1. William I "Willieum"Compton
Migrated to Gravesend NY before 1645. Gravesend is now part of Brooklyn, but is often referred to as being on Long Island. He was listed on the original list of 39 original English patentees in 1645. (This was New Netherlands at the time.] Per Gravesend town records [Blalock], on November 24, 1657, Nicholas Stillwell sold lot 29, with house and barn, to William Compton for 400 pounds of good tobacco to be delivered next April 1. He also wa involved in additional land transactions in 1658 and 1659. In 1652, he stated in a deposition that he was 30 years old. He was sworn in as constable on June 29, 1677.
The Gravesend, New York, William lived with the Dutch and was referred to as Weilleum. Gravesend was an early English settlement in an area in modern Brooklyn adjacent to Coney Island. It is a mere hop, skip and a jump to Sandy Hook, New Jersey and Monmouth County. (Sandy Hook is also known as one of the haunts of Captain Kidd.)
It is reported but not confirmed that William was the son of Spencer Compton, which would attach him to the royal line. See Compton Wynyates for that genealogy, as well as Blalock, as follows.
The following pedigree has been derived from an excerpt of William Bingham Compton, The History of Compton Wyngates, London, 1930 (obtained from Catherine Thorsen of Colorado); William Marquis of Northamption [notated in pencil in the original in the Library of Congress as William George Spencer Scott Compton], Compton Wynyates, Humphreys Pub. (London), 1904 (cited as Wynyates); Delton Blalock, British and American Comptons, 1984; a genealogy by James H. L. Lawler on the Internet (which makes the American William I connection with the English line); and, Comptonology [a journal edited by C.V. Compton which ran from the late 1930's through the early 1950's], inter alia V.1, No. 1; p. 74, V. 4, No. 1, p. 148, V. 4, No. 7, pp. 179-80. [A note on Comptonology: Early in the journal, Compton went to a sequential page numbering sequence, thus some citations may be to the page only.]
Comptons are an ancient family, traceable to the Anglo-Saxon Alwyne, circa (ca.) 1042, a contemporary to King Edward the Confessor, in the times before surnames. "Compton" means a settlement (town) in or on a hill. Alwyne's son Turchill (or Turchid), Saxon Earl of Warwick at the time of the Norman conquest (1066), did not assist the English King Harold (contrary to his father, who "fought valiantly" against the invading forces according to Comptonology), thereby earning the gratitude of William the Conqueror. (See also Wynyates for a narrative of this early history. Lord Compton cites Collins, whom I have been unable to locate.) He was therefore allowed to retain his lordship and many landholdings, and an inspection of the Domesday Book is replete with Compton estates.

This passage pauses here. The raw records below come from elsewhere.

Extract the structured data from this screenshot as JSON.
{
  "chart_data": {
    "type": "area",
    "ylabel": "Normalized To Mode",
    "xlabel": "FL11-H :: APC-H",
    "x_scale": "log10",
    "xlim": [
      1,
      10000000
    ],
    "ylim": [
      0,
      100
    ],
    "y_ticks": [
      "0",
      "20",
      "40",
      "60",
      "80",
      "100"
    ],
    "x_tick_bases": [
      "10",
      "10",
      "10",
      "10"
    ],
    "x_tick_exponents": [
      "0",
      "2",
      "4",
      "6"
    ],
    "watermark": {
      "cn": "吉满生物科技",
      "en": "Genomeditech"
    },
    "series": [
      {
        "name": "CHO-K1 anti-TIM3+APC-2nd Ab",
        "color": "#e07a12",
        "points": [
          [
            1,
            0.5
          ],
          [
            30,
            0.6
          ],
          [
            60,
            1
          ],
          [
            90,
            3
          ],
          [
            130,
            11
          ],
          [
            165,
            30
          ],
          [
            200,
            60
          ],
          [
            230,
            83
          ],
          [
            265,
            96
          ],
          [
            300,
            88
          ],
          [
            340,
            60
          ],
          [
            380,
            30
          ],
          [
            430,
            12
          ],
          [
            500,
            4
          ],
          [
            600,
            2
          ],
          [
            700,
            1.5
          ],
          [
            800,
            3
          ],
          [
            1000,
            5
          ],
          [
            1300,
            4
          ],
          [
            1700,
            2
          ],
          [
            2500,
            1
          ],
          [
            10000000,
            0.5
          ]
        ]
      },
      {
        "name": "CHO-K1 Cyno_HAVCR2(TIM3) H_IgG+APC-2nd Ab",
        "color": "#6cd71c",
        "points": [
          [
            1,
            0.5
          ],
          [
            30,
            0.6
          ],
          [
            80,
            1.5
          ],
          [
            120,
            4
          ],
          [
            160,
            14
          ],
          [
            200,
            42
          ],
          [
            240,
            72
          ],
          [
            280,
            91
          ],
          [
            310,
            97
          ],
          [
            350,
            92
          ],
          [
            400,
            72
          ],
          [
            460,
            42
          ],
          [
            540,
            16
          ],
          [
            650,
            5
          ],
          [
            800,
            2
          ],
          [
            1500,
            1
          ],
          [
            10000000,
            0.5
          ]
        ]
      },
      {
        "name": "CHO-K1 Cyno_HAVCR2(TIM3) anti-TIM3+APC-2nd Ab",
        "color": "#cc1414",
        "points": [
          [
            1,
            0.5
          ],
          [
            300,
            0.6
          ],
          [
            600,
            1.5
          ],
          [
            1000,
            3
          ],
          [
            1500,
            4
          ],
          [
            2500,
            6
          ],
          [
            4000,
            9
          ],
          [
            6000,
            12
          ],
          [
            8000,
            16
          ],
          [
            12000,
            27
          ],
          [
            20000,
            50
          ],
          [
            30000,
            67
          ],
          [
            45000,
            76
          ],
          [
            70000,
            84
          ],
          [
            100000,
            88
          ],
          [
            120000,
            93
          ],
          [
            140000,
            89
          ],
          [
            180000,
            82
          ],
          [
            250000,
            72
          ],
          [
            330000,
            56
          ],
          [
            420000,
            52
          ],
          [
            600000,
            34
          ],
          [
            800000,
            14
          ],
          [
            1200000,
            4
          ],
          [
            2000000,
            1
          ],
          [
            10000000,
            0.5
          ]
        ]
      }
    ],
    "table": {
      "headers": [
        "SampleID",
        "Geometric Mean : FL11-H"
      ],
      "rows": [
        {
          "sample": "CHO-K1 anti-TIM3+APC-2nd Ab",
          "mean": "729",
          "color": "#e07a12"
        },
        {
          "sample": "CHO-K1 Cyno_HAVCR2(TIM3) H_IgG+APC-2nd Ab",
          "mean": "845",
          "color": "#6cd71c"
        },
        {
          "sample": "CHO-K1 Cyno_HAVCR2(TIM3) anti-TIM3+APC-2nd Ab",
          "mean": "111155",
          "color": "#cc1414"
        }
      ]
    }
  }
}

Turchill became one of the early English to have a surname "de Eardene" (presumably from his residence at Arden). His son Osbert had several sons, including Philip (ca. 1200), who were the first in the line to take the surname de Compton. Philip was followed in the line by Thomas, Philip, Robert, Robert, Thomas, Edmund, William, Robert, Edmund, William (where the Wm. Bingham Compton document ends, ca. 1482), son Compton (possibly Peter, b. ca. 1500), Henry, William, Spencer, to our first American William, b. 1622 in Gravesend, New York. The researcher can compare the Bingham Compton document to Wyngates and observe the close (but not completely consistent) parallels in the genealogies.
There is an ancestral (portions dating back to the 12th century) castle in Warwick, England, called Compton Wynyates [sometimes referred to as Wyngates], or "Compton in the Hole" (for its topography), which has been modified over the years and circumstances. The castle is the principal subject of Compton Wynyates.